The Batman legacy has gone through dozens of reincarnations since his first appearance in comic books. There was the ABC television series that aired twice a week that was turned into a movie in 1966 followed by Tim Burton's two films and the three films by Christopher Nolan. In the 1989 Tim Burton film, we were introduced to Jack Napier, an insane bad guy who killed Bruce Wayne's parents, but this character has been scrapped and reinvented by director and co-screenwriter Todd Phillips, the man behind the Hangover franchise, who has given the joker a new name, a new face, and an entire new backstory that was one of the most tragic and heartbreaking character studies I have ever seem, made all the more powerful by the fact that the guy had a condition that caused uncontrollable laughing and there was absolutely nothing about this guy's life to laugh at.

It's the ironic tragedies of Arthur Fleck's life that made this story so powerful and so terribly sad. This was not your typical comic book movie, rich with amazing CGI special effects and a lot of fancy electronics, gadgetry and villains of the future. This was a sad and simple story of a man whose tragic life has driven him to a point of insanity that he himself is completely unaware of. This re-thinking of the character actually hearkened back to Heath Ledger in The Dark Knight more than it did to Jack Nicholson. He reminded me so much of Travis Bickle in Taxi Driver. We watch people symbolically kick sand in this guy's face for the entire running time and the few times he fights back, we are behind him for the most part, but eventually, he does go too far. On the other hand, the over the top finale does find Arthur hailed as a folk hero and, just like Rupert Pupkin in another De Niro film, The King of Comedy, I'm not sure if this was really appropriate.

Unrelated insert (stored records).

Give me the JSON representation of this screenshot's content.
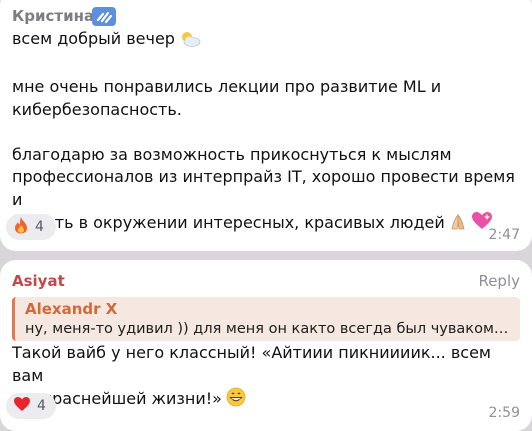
{
  "messages": [
    {
      "sender": "Кристина",
      "lines": [
        "всем добрый вечер",
        "",
        "мне очень понравились лекции про развитие ML и",
        "кибербезопасность.",
        "",
        "благодарю за возможность прикоснуться к мыслям",
        "профессионалов из интерпрайз IT, хорошо провести время и",
        "побыть в окружении интересных, красивых людей"
      ],
      "reaction": {
        "icon": "fire-emoji-icon",
        "count": "4"
      },
      "time": "2:47"
    },
    {
      "sender": "Asiyat",
      "reply_label": "Reply",
      "quote": {
        "author": "Alexandr X",
        "text": "ну, меня-то удивил )) для меня он както всегда был чуваком ..."
      },
      "lines": [
        "Такой вайб у него классный! «Айтиии пикниииик... всем вам",
        "прекраснейшей жизни!»"
      ],
      "reaction": {
        "icon": "heart-emoji-icon",
        "count": "4"
      },
      "time": "2:59"
    }
  ],
  "colors": {
    "background": "#d8d6d9",
    "bubble": "#ffffff",
    "sender1": "#7d7d85",
    "sender2": "#bf4a4a",
    "quote_accent": "#e07b4f"
  }
}
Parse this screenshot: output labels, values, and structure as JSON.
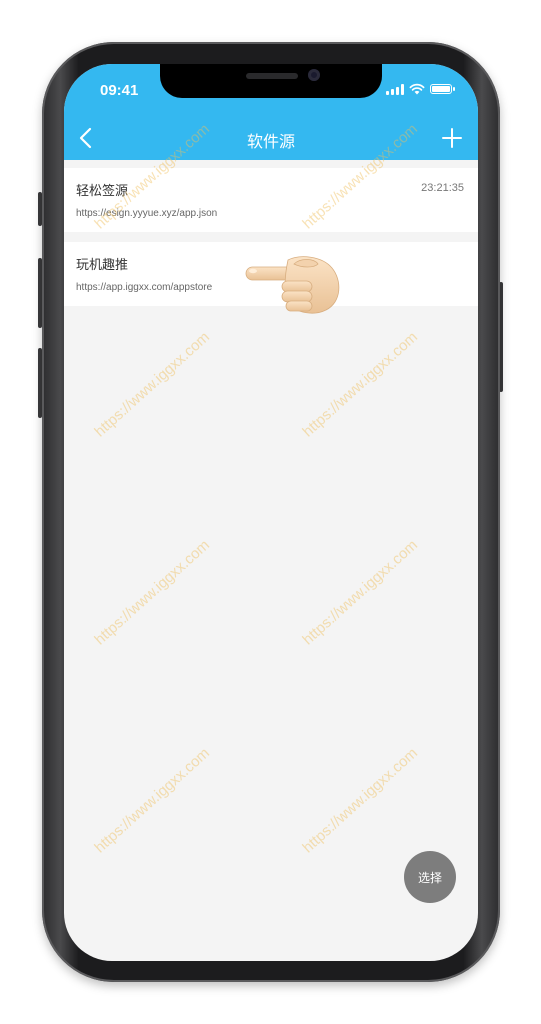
{
  "status": {
    "time": "09:41"
  },
  "nav": {
    "title": "软件源"
  },
  "sources": [
    {
      "name": "轻松签源",
      "url": "https://esign.yyyue.xyz/app.json",
      "time": "23:21:35"
    },
    {
      "name": "玩机趣推",
      "url": "https://app.iggxx.com/appstore",
      "time": ""
    }
  ],
  "fab": {
    "label": "选择"
  },
  "watermark": {
    "text": "https://www.iggxx.com"
  },
  "colors": {
    "accent": "#34b8f0",
    "background": "#f4f4f4",
    "fab": "#7d7d7d"
  },
  "icons": [
    "back-chevron-icon",
    "plus-icon",
    "signal-icon",
    "wifi-icon",
    "battery-icon",
    "pointing-hand-icon"
  ]
}
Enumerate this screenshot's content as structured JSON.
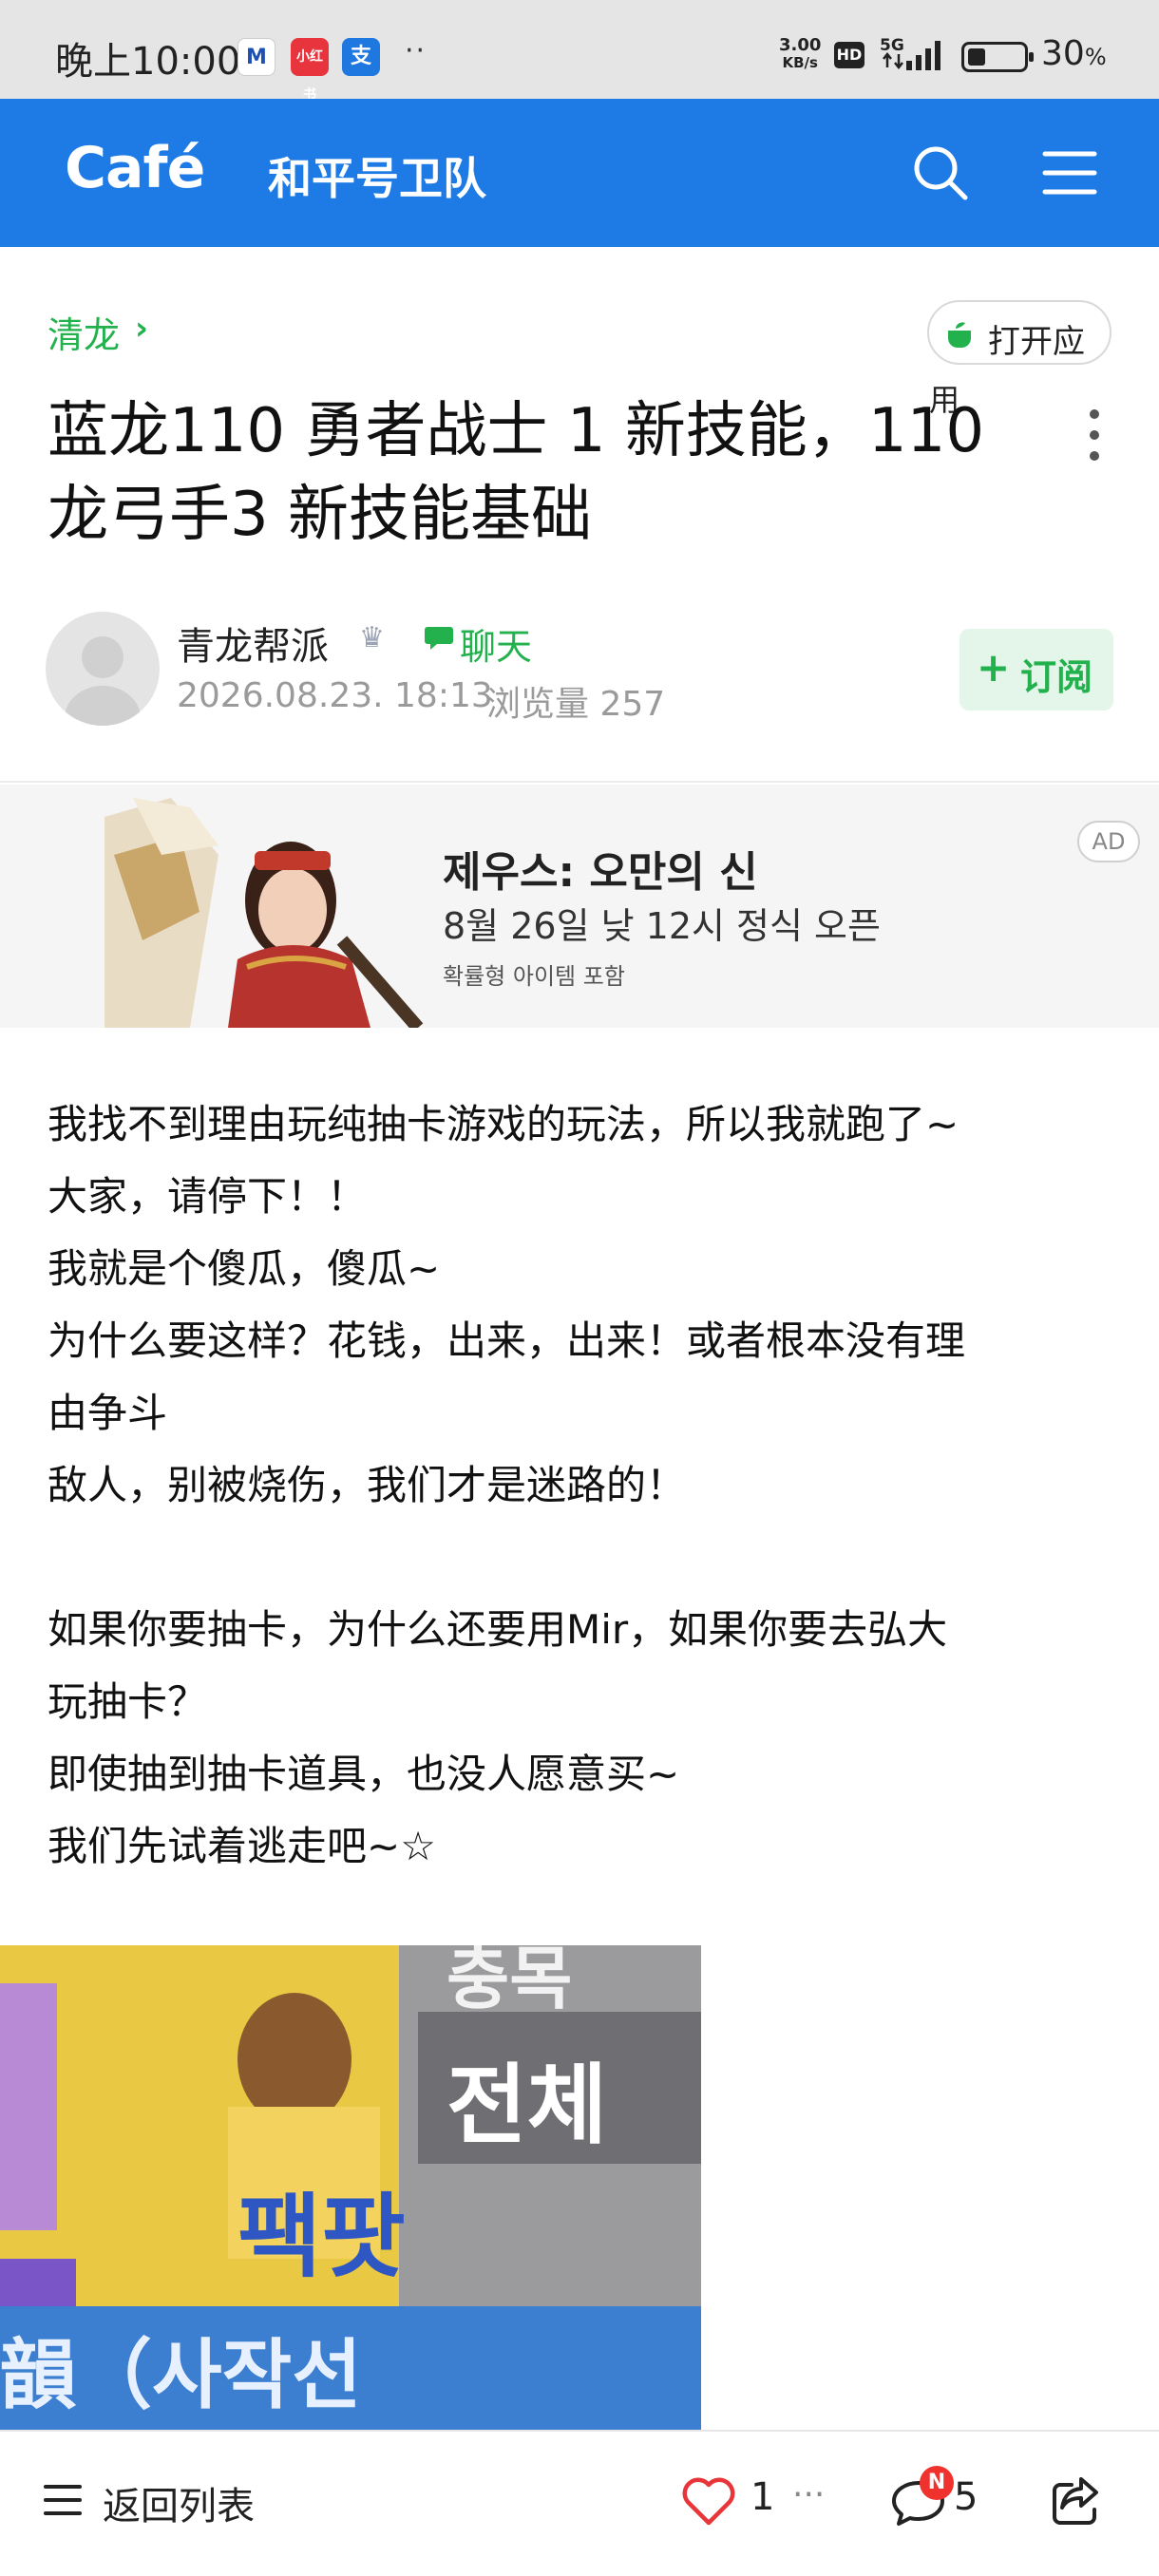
{
  "status_bar": {
    "time": "晚上10:00",
    "app_m": "M",
    "app_x": "小红书",
    "app_z": "支",
    "dots": "··",
    "speed_value": "3.00",
    "speed_unit": "KB/s",
    "hd": "HD",
    "network": "5G",
    "battery": "30",
    "battery_unit": "%"
  },
  "app_bar": {
    "logo": "Café",
    "cafe_name": "和平号卫队",
    "search_icon": "search-icon",
    "menu_icon": "hamburger-menu-icon",
    "color": "#1e7be5"
  },
  "article": {
    "board": "清龙",
    "open_app_label": "打开应",
    "open_app_overflow": "用",
    "title": "蓝龙110 勇者战士 1 新技能，110 龙弓手3 新技能基础",
    "author": "青龙帮派",
    "chat_label": "聊天",
    "date": "2026.08.23. 18:13",
    "views": "浏览量 257",
    "subscribe_label": "订阅",
    "accent": "#22b14c"
  },
  "ad": {
    "title": "제우스: 오만의 신",
    "subtitle": "8월 26일 낮 12시 정식 오픈",
    "note": "확률형 아이템 포함",
    "badge": "AD"
  },
  "body": {
    "lines": [
      "我找不到理由玩纯抽卡游戏的玩法，所以我就跑了~",
      "大家，请停下！！",
      "我就是个傻瓜，傻瓜~",
      "为什么要这样？花钱，出来，出来！或者根本没有理",
      "由争斗",
      "敌人，别被烧伤，我们才是迷路的！",
      "",
      "如果你要抽卡，为什么还要用Mir，如果你要去弘大",
      "玩抽卡？",
      "即使抽到抽卡道具，也没人愿意买~",
      "我们先试着逃走吧~☆"
    ]
  },
  "image_text": {
    "top": "충목",
    "mid": "전체",
    "low": "팩팟",
    "bottom": "韻（사작선"
  },
  "bottom_bar": {
    "back_label": "返回列表",
    "likes": "1",
    "more": "···",
    "new_badge": "N",
    "comments": "5"
  }
}
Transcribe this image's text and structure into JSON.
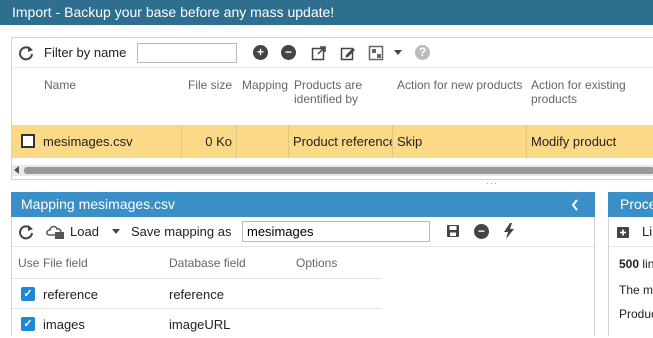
{
  "window": {
    "title": "Import - Backup your base before any mass update!"
  },
  "toolbar": {
    "filter_label": "Filter by name",
    "filter_value": "",
    "icons": [
      "refresh-icon",
      "add-icon",
      "remove-icon",
      "export-icon",
      "edit-icon",
      "grid-icon",
      "chevron-down-icon",
      "help-icon"
    ]
  },
  "grid": {
    "columns": [
      "Name",
      "File size",
      "Mapping",
      "Products are identified by",
      "Action for new products",
      "Action for existing products"
    ],
    "rows": [
      {
        "name": "mesimages.csv",
        "size": "0 Ko",
        "mapping": "",
        "identified_by": "Product reference",
        "new_action": "Skip",
        "existing_action": "Modify product",
        "selected": true
      }
    ]
  },
  "mapping": {
    "title": "Mapping mesimages.csv",
    "load_label": "Load",
    "save_label": "Save mapping as",
    "mapping_name": "mesimages",
    "columns": [
      "Use",
      "File field",
      "Database field",
      "Options"
    ],
    "rows": [
      {
        "file_field": "reference",
        "db_field": "reference",
        "checked": true
      },
      {
        "file_field": "images",
        "db_field": "imageURL",
        "checked": true
      }
    ]
  },
  "process": {
    "title": "Process",
    "line_count": "500",
    "line_word": "lines",
    "line2": "The m",
    "line3": "Produc",
    "button_label": "Li"
  },
  "colors": {
    "titlebar": "#2e6e8e",
    "panel_header": "#3a8fc6",
    "selected_row": "#fbd987",
    "checkbox": "#1e88d6"
  }
}
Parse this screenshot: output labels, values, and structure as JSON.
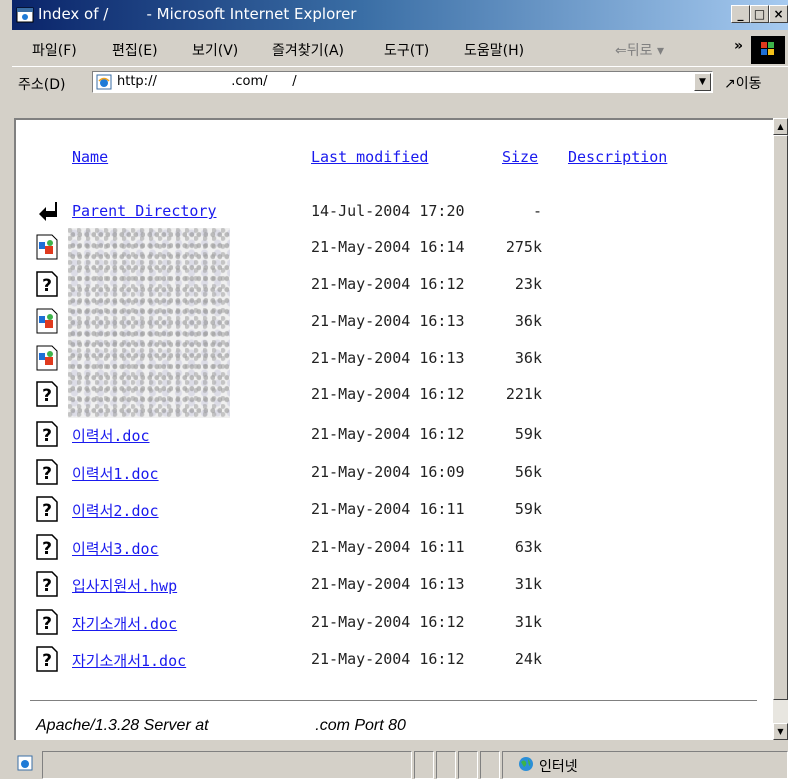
{
  "window": {
    "title": "Index of /        - Microsoft Internet Explorer",
    "buttons": {
      "minimize": "_",
      "maximize": "□",
      "close": "×"
    }
  },
  "menubar": {
    "items": [
      "파일(F)",
      "편집(E)",
      "보기(V)",
      "즐겨찾기(A)",
      "도구(T)",
      "도움말(H)"
    ],
    "back": "⇐뒤로 ▾",
    "chevron": "»"
  },
  "addressbar": {
    "label": "주소(D)",
    "value": "http://                  .com/      /",
    "go": "이동"
  },
  "listing": {
    "headers": {
      "name": "Name",
      "modified": "Last modified",
      "size": "Size",
      "description": "Description"
    },
    "rows": [
      {
        "icon": "back-arrow-icon",
        "name": "Parent Directory",
        "modified": "14-Jul-2004 17:20",
        "size": "-",
        "redacted": false
      },
      {
        "icon": "image-file-icon",
        "name": "",
        "modified": "21-May-2004 16:14",
        "size": "275k",
        "redacted": true
      },
      {
        "icon": "unknown-file-icon",
        "name": "",
        "modified": "21-May-2004 16:12",
        "size": "23k",
        "redacted": true
      },
      {
        "icon": "image-file-icon",
        "name": "",
        "modified": "21-May-2004 16:13",
        "size": "36k",
        "redacted": true
      },
      {
        "icon": "image-file-icon",
        "name": "",
        "modified": "21-May-2004 16:13",
        "size": "36k",
        "redacted": true
      },
      {
        "icon": "unknown-file-icon",
        "name": "",
        "modified": "21-May-2004 16:12",
        "size": "221k",
        "redacted": true
      },
      {
        "icon": "unknown-file-icon",
        "name": "이력서.doc",
        "modified": "21-May-2004 16:12",
        "size": "59k",
        "redacted": false
      },
      {
        "icon": "unknown-file-icon",
        "name": "이력서1.doc",
        "modified": "21-May-2004 16:09",
        "size": "56k",
        "redacted": false
      },
      {
        "icon": "unknown-file-icon",
        "name": "이력서2.doc",
        "modified": "21-May-2004 16:11",
        "size": "59k",
        "redacted": false
      },
      {
        "icon": "unknown-file-icon",
        "name": "이력서3.doc",
        "modified": "21-May-2004 16:11",
        "size": "63k",
        "redacted": false
      },
      {
        "icon": "unknown-file-icon",
        "name": "입사지원서.hwp",
        "modified": "21-May-2004 16:13",
        "size": "31k",
        "redacted": false
      },
      {
        "icon": "unknown-file-icon",
        "name": "자기소개서.doc",
        "modified": "21-May-2004 16:12",
        "size": "31k",
        "redacted": false
      },
      {
        "icon": "unknown-file-icon",
        "name": "자기소개서1.doc",
        "modified": "21-May-2004 16:12",
        "size": "24k",
        "redacted": false
      }
    ]
  },
  "footer": {
    "server_signature": "Apache/1.3.28 Server at                        .com Port 80"
  },
  "statusbar": {
    "zone": "인터넷"
  },
  "colors": {
    "link": "#1a1aee",
    "titlebar": "#0a246a",
    "chrome": "#d4d0c8",
    "signature_underline": "#e21a1a"
  }
}
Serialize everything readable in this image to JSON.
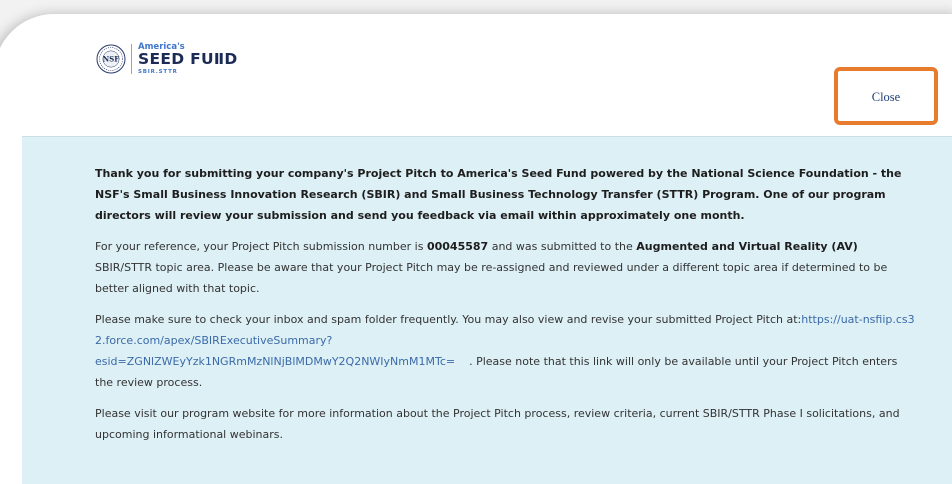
{
  "logo": {
    "line1": "America's",
    "line2": "SEED FUⅡD",
    "line3": "SBIR.STTR",
    "seal_text": "NSF"
  },
  "close_label": "Close",
  "colors": {
    "panel_bg": "#ddf0f6",
    "close_highlight": "#e87c2e",
    "brand_navy": "#1c2b55",
    "brand_blue": "#3f76c9",
    "link": "#3a6aa8"
  },
  "message": {
    "intro": "Thank you for submitting your company's Project Pitch to America's Seed Fund powered by the National Science Foundation - the NSF's Small Business Innovation Research (SBIR) and Small Business Technology Transfer (STTR) Program. One of our program directors will review your submission and send you feedback via email within approximately one month.",
    "ref_pre": "For your reference, your Project Pitch submission number is ",
    "submission_number": "00045587",
    "ref_mid": " and was submitted to the ",
    "topic_area": "Augmented and Virtual Reality (AV)",
    "ref_post": " SBIR/STTR topic area. Please be aware that your Project Pitch may be re-assigned and reviewed under a different topic area if determined to be better aligned with that topic.",
    "check_pre": "Please make sure to check your inbox and spam folder frequently. You may also view and revise your submitted Project Pitch at:",
    "link_line1": "https://uat-nsfiip.cs32.force.com/apex/SBIRExecutiveSummary?",
    "link_line2": "esid=ZGNlZWEyYzk1NGRmMzNlNjBlMDMwY2Q2NWIyNmM1MTc=",
    "check_post": "Please note that this link will only be available until your Project Pitch enters the review process.",
    "visit": "Please visit our program website for more information about the Project Pitch process, review criteria, current SBIR/STTR Phase I solicitations, and upcoming informational webinars."
  }
}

Phillips is to be applauded for his expert mounting of this powerful story that's strength is in its simplicity and a Best Director nomination should be in the bag for him. It goes without saying that Joaquin Phoenix will win his first Oscar for this wrecking ball of a performance that he turns in as Arthur Fleck. This performance is explosive, unpredictable, and, at times, had me fighting tears. Phoenix is also to be applauded for the physical transformation he went through for the role, including the dropping of 52 pounds, which made the actor appear emaciated. Robert De Niro also nails his role as the talk show host as does Frances Conroy as Arthur's mother. Though I found the conclusion a little troubling, this film was a triumph for Todd Phillips and the fabulous Joaquin Phoenix.